The RLV is a scaled-down prototype (some 21.3 feet in length or 6.5 meters) of a future uncrewed single-stage reusable spaceplane, known as Avatar, that is being designed by the ISRO.
The May mission will be a technology demonstrator (RLV-TD) to test powered cruise flight, autonomous landing, and hypersonic flight using an air-breathing propulsion system. The spacecraft, which resembles a small winged aircraft, will be launched from the first launch pad of the Satish Dhawan Space Centre to an altitude of 43 miles (70 km) atop a two-stage Rohini sounding rocket and then released. It will re-enter the atmosphere and travel back to Earth in a controlled descent, to be recovered from the Bay of Bengal.
“We want clear weather conditions for the launch. We hope it will happen by first half of May,” said K. Sivan, the Director of the Vikram Sarabhai Space Center (VSSC) in Thiruvananthapuram, India.
To be fully prepared for the first flight, the RLV-TD is currently undergoing extensive tests at VSSC.
“It will be transported to Bengaluru next week for acoustic tests before being taken to the Satish Dhawan Space Centre for the launch in May when atmospheric conditions are most favorable,” The launch of the mission was initially planned for the middle of 2015 but was postponed due to technical difficulties.
The spacecraft, which weighs about 1.5 metric tons, will be powered by an air-breathing scramjet. ISRO hopes that this reusable vehicle will cut satellite launch costs from $5,000 to $500 per every 2 lbs. (1 kg).
Currently, a total of four RLV-TD flights are planned by the Indian space agency.

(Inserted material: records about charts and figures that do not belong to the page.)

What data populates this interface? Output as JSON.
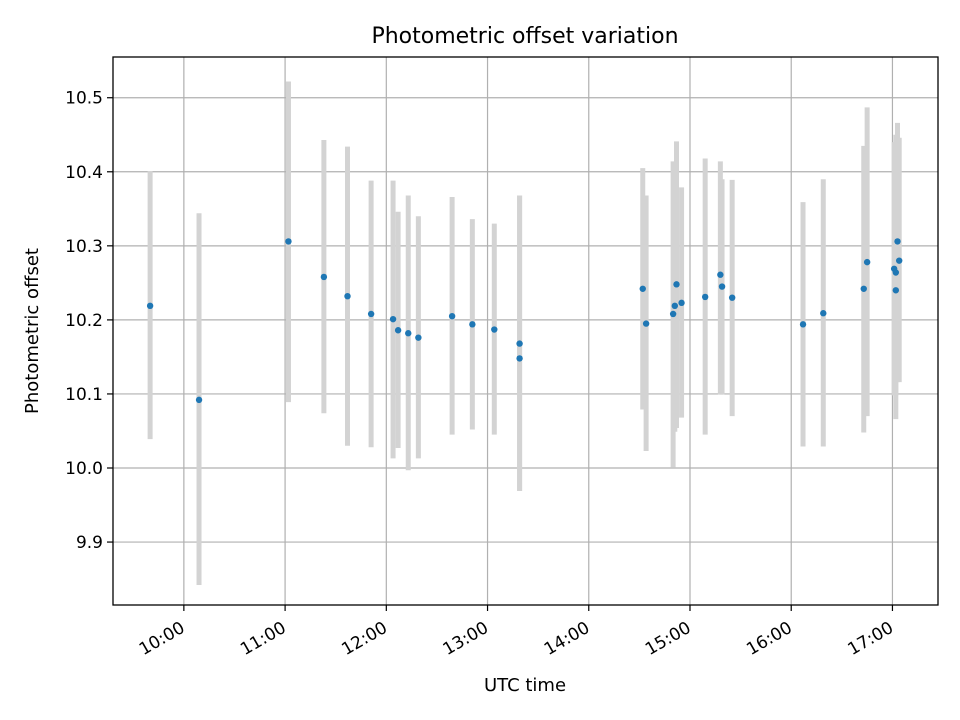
{
  "chart_data": {
    "type": "scatter",
    "title": "Photometric offset variation",
    "xlabel": "UTC time",
    "ylabel": "Photometric offset",
    "xlim": [
      "09:18",
      "17:27"
    ],
    "ylim": [
      9.815,
      10.555
    ],
    "x_ticks": [
      "10:00",
      "11:00",
      "12:00",
      "13:00",
      "14:00",
      "15:00",
      "16:00",
      "17:00"
    ],
    "y_ticks": [
      9.9,
      10.0,
      10.1,
      10.2,
      10.3,
      10.4,
      10.5
    ],
    "grid": true,
    "marker_color": "#1f77b4",
    "errorbar_color": "#d3d3d3",
    "points": [
      {
        "t": "09:40",
        "y": 10.219,
        "lo": 10.039,
        "hi": 10.401
      },
      {
        "t": "10:09",
        "y": 10.092,
        "lo": 9.842,
        "hi": 10.344
      },
      {
        "t": "11:02",
        "y": 10.306,
        "lo": 10.089,
        "hi": 10.522
      },
      {
        "t": "11:23",
        "y": 10.258,
        "lo": 10.074,
        "hi": 10.443
      },
      {
        "t": "11:37",
        "y": 10.232,
        "lo": 10.03,
        "hi": 10.434
      },
      {
        "t": "11:51",
        "y": 10.208,
        "lo": 10.028,
        "hi": 10.388
      },
      {
        "t": "12:04",
        "y": 10.201,
        "lo": 10.013,
        "hi": 10.388
      },
      {
        "t": "12:07",
        "y": 10.186,
        "lo": 10.027,
        "hi": 10.346
      },
      {
        "t": "12:13",
        "y": 10.182,
        "lo": 9.997,
        "hi": 10.368
      },
      {
        "t": "12:19",
        "y": 10.176,
        "lo": 10.013,
        "hi": 10.34
      },
      {
        "t": "12:39",
        "y": 10.205,
        "lo": 10.045,
        "hi": 10.366
      },
      {
        "t": "12:51",
        "y": 10.194,
        "lo": 10.052,
        "hi": 10.336
      },
      {
        "t": "13:04",
        "y": 10.187,
        "lo": 10.045,
        "hi": 10.33
      },
      {
        "t": "13:19",
        "y": 10.168,
        "lo": 9.969,
        "hi": 10.368
      },
      {
        "t": "13:19",
        "y": 10.148,
        "lo": 9.969,
        "hi": 10.368
      },
      {
        "t": "14:32",
        "y": 10.242,
        "lo": 10.079,
        "hi": 10.405
      },
      {
        "t": "14:34",
        "y": 10.195,
        "lo": 10.023,
        "hi": 10.368
      },
      {
        "t": "14:50",
        "y": 10.208,
        "lo": 10.001,
        "hi": 10.414
      },
      {
        "t": "14:51",
        "y": 10.219,
        "lo": 10.049,
        "hi": 10.388
      },
      {
        "t": "14:52",
        "y": 10.248,
        "lo": 10.054,
        "hi": 10.441
      },
      {
        "t": "14:55",
        "y": 10.223,
        "lo": 10.068,
        "hi": 10.379
      },
      {
        "t": "15:09",
        "y": 10.231,
        "lo": 10.045,
        "hi": 10.418
      },
      {
        "t": "15:18",
        "y": 10.261,
        "lo": 10.099,
        "hi": 10.414
      },
      {
        "t": "15:19",
        "y": 10.245,
        "lo": 10.099,
        "hi": 10.39
      },
      {
        "t": "15:25",
        "y": 10.23,
        "lo": 10.07,
        "hi": 10.389
      },
      {
        "t": "16:07",
        "y": 10.194,
        "lo": 10.029,
        "hi": 10.359
      },
      {
        "t": "16:19",
        "y": 10.209,
        "lo": 10.029,
        "hi": 10.39
      },
      {
        "t": "16:43",
        "y": 10.242,
        "lo": 10.048,
        "hi": 10.435
      },
      {
        "t": "16:45",
        "y": 10.278,
        "lo": 10.07,
        "hi": 10.487
      },
      {
        "t": "17:01",
        "y": 10.269,
        "lo": 10.098,
        "hi": 10.44
      },
      {
        "t": "17:02",
        "y": 10.264,
        "lo": 10.098,
        "hi": 10.44
      },
      {
        "t": "17:02",
        "y": 10.24,
        "lo": 10.066,
        "hi": 10.45
      },
      {
        "t": "17:03",
        "y": 10.306,
        "lo": 10.116,
        "hi": 10.466
      },
      {
        "t": "17:04",
        "y": 10.28,
        "lo": 10.116,
        "hi": 10.446
      }
    ]
  }
}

The first in the series of experimental flights is the hypersonic flight experiment (HEX), followed by the landing experiment (LEX), the return flight experiment (REX), and the scramjet propulsion experiment (SPEX).
“Development of RLV is a technical challenge and it involves development of cutting edge technologies. The magnitude of cost reduction depends on development and realization of fully reusable launch vehicle and its degree of reusability,” Jitendra Singh, India’s Minister of State in the Prime Minister’s Office, said in March 2015.
The RLV-TD project was started in January of 2012 and is planned to be completed as early as 2025 when the first Avatar spacecraft would take to the skies.